I am preparing to return back home tomorrow, and one thing I have discovered . . . something more important that all of my other experiences . . . has been that there are often more similarities than differences between cultures. Regardless of language and culture, all people have a desire for friendship that bridges any cultural boundaries. The people I have met have been wonderful hosts and friends, and I will treasure every moment of the trip.
at ease 安逸，自由自在;舒适 (adjective): a condition of comfort
- He feels at ease when speaking in Spanish.
apprehension n. 理解;恐惧;逮捕;忧惧 (noun): fearful or unpleasant expectation
- Experiencing some apprehension about meeting new people overseas is normal.
immunizations n. 免疫接种;防疫注射 (noun): protection, often in the form of vaccination or shots, against certain diseases
- Immunizations against certain diseases are strongly recommended when traveling to certain areas of the world.

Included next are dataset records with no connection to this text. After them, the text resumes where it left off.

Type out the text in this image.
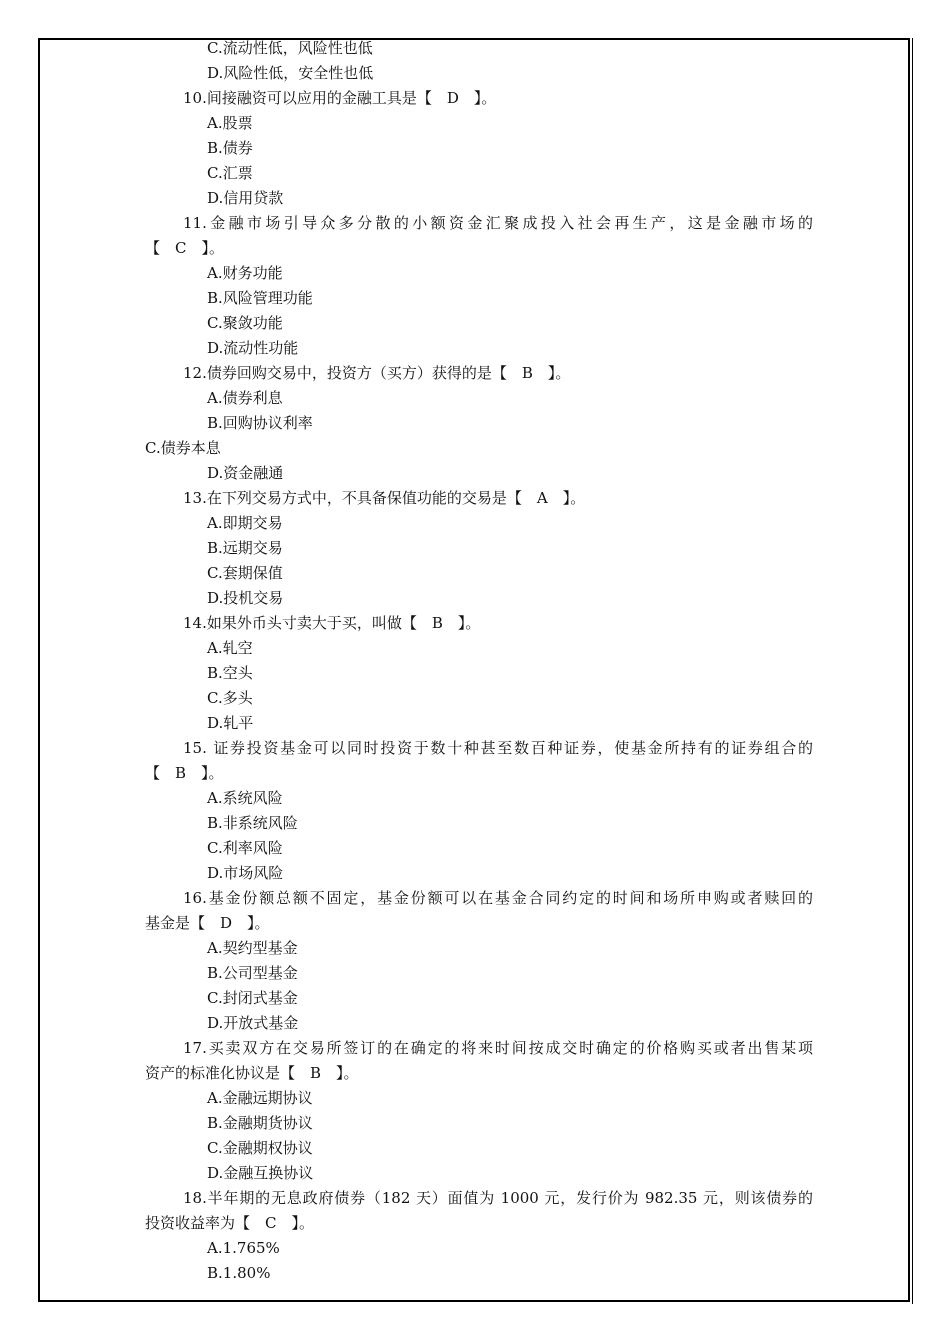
C.流动性低，风险性也低
D.风险性低，安全性也低
10.间接融资可以应用的金融工具是【　D　】。
A.股票
B.债券
C.汇票
D.信用贷款
11.金融市场引导众多分散的小额资金汇聚成投入社会再生产，这是金融市场的
【　C　】。
A.财务功能
B.风险管理功能
C.聚敛功能
D.流动性功能
12.债券回购交易中，投资方（买方）获得的是【　B　】。
A.债券利息
B.回购协议利率
C.债券本息
D.资金融通
13.在下列交易方式中，不具备保值功能的交易是【　A　】。
A.即期交易
B.远期交易
C.套期保值
D.投机交易
14.如果外币头寸卖大于买，叫做【　B　】。
A.轧空
B.空头
C.多头
D.轧平
15. 证券投资基金可以同时投资于数十种甚至数百种证券，使基金所持有的证券组合的
【　B　】。
A.系统风险
B.非系统风险
C.利率风险
D.市场风险
16.基金份额总额不固定，基金份额可以在基金合同约定的时间和场所申购或者赎回的
基金是【　D　】。
A.契约型基金
B.公司型基金
C.封闭式基金
D.开放式基金
17.买卖双方在交易所签订的在确定的将来时间按成交时确定的价格购买或者出售某项
资产的标准化协议是【　B　】。
A.金融远期协议
B.金融期货协议
C.金融期权协议
D.金融互换协议
18.半年期的无息政府债券（182 天）面值为 1000 元，发行价为 982.35 元，则该债券的
投资收益率为【　C　】。
A.1.765%
B.1.80%
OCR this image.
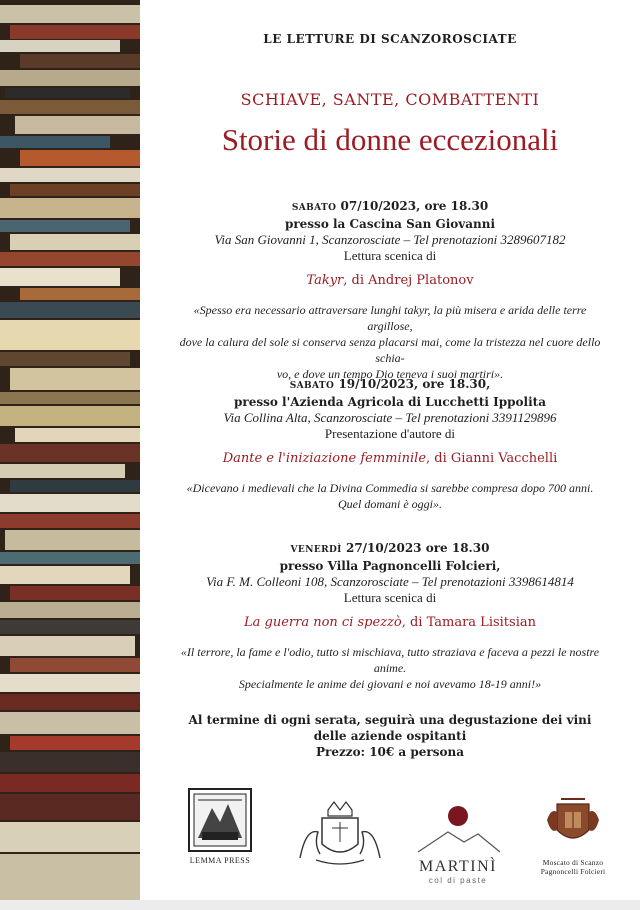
LE LETTURE DI SCANZOROSCIATE
SCHIAVE, SANTE, COMBATTENTI
Storie di donne eccezionali
SABATO 07/10/2023, ore 18.30
presso la Cascina San Giovanni
Via San Giovanni 1, Scanzorosciate – Tel prenotazioni 3289607182
Lettura scenica di
Takyr, di Andrej Platonov
«Spesso era necessario attraversare lunghi takyr, la più misera e arida delle terre argillose,
dove la calura del sole si conserva senza placarsi mai, come la tristezza nel cuore dello schia-
vo, e dove un tempo Dio teneva i suoi martiri».
SABATO 19/10/2023, ore 18.30,
presso l'Azienda Agricola di Lucchetti Ippolita
Via Collina Alta, Scanzorosciate – Tel prenotazioni 3391129896
Presentazione d'autore di
Dante e l'iniziazione femminile, di Gianni Vacchelli
«Dicevano i medievali che la Divina Commedia si sarebbe compresa dopo 700 anni.
Quel domani è oggi».
VENERDÌ 27/10/2023 ore 18.30
presso Villa Pagnoncelli Folcieri,
Via F. M. Colleoni 108, Scanzorosciate – Tel prenotazioni 3398614814
Lettura scenica di
La guerra non ci spezzò, di Tamara Lisitsian
«Il terrore, la fame e l'odio, tutto si mischiava, tutto straziava e faceva a pezzi le nostre anime.
Specialmente le anime dei giovani e noi avevamo 18-19 anni!»
Al termine di ogni serata, seguirà una degustazione dei vini
delle aziende ospitanti
Prezzo: 10€ a persona
LEMMA PRESS	MARTINÌ
col di paste
Moscato di Scanzo
Pagnoncelli Folcieri
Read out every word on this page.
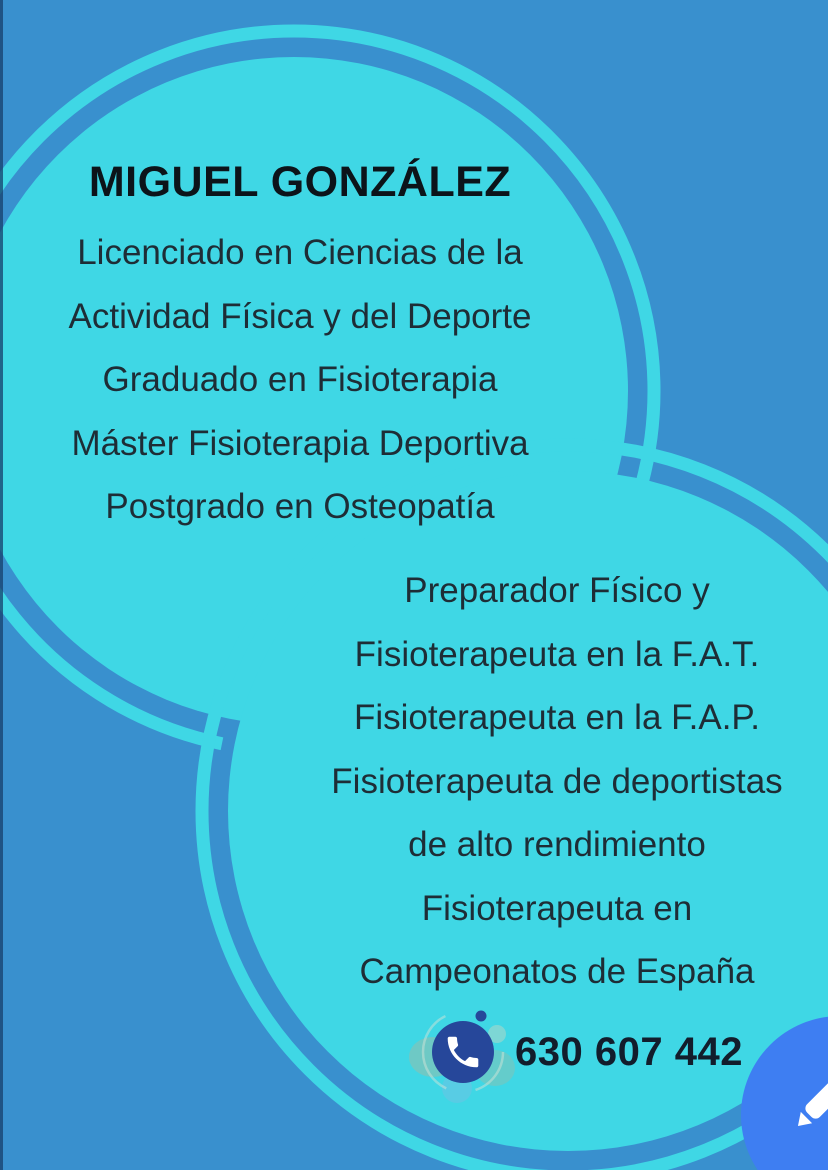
MIGUEL GONZÁLEZ
Licenciado en Ciencias de la
Actividad Física y del Deporte
Graduado en Fisioterapia
Máster Fisioterapia Deportiva
Postgrado en Osteopatía
Preparador Físico y
Fisioterapeuta en la F.A.T.
Fisioterapeuta en la F.A.P.
Fisioterapeuta de deportistas
de alto rendimiento
Fisioterapeuta en
Campeonatos de España
630 607 442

haggle vi. 争论;乱劈 (verb): intense bargaining over the price of goods
- We were finally able to haggle down the price of the rug.
stare vt. 凝视，盯着看 (verb): fix your eyes on something
- Even if you see something unusual, it is considered impolite to stare .
disquieting adj. 令人不安的;令人忧虑的 (adjective): a feeling of discomfort
- I had a disquieting feeling about walking down this street at night.
oddity n. 奇异;古怪;怪癖 (noun): something strange or unusual
- Eating snails and octopus is an oddity to some people in certain parts of the world.
dodge vt. 躲避，避开 (verb): make sudden moves in new directions to avoid something
- I had to dodge out of the away to avoid being hit by an oncoming car.
knack n. 诀窍;本领;熟练技术;巧妙手法(noun): a special way of doing something
- If you practice enough, you soon get the knack of speaking in a foreign language.
chaotic adj. 混沌的;混乱的，无秩序的 (adjective): complete disorder and confusion
- The traffic is very chaotic during rush hour, so I always take the train.
blase adj. 玩厌了的，厌烦于享乐的(adjective): unconcerned and uninterested
- He felt the visit to the museum was so blase, having been to many others over the past few days.
dart vt. 投掷，投射;使迅速突然移动(verb): move very quickly
- Taxis often dart in and out of traffic to take passengers to their destinations.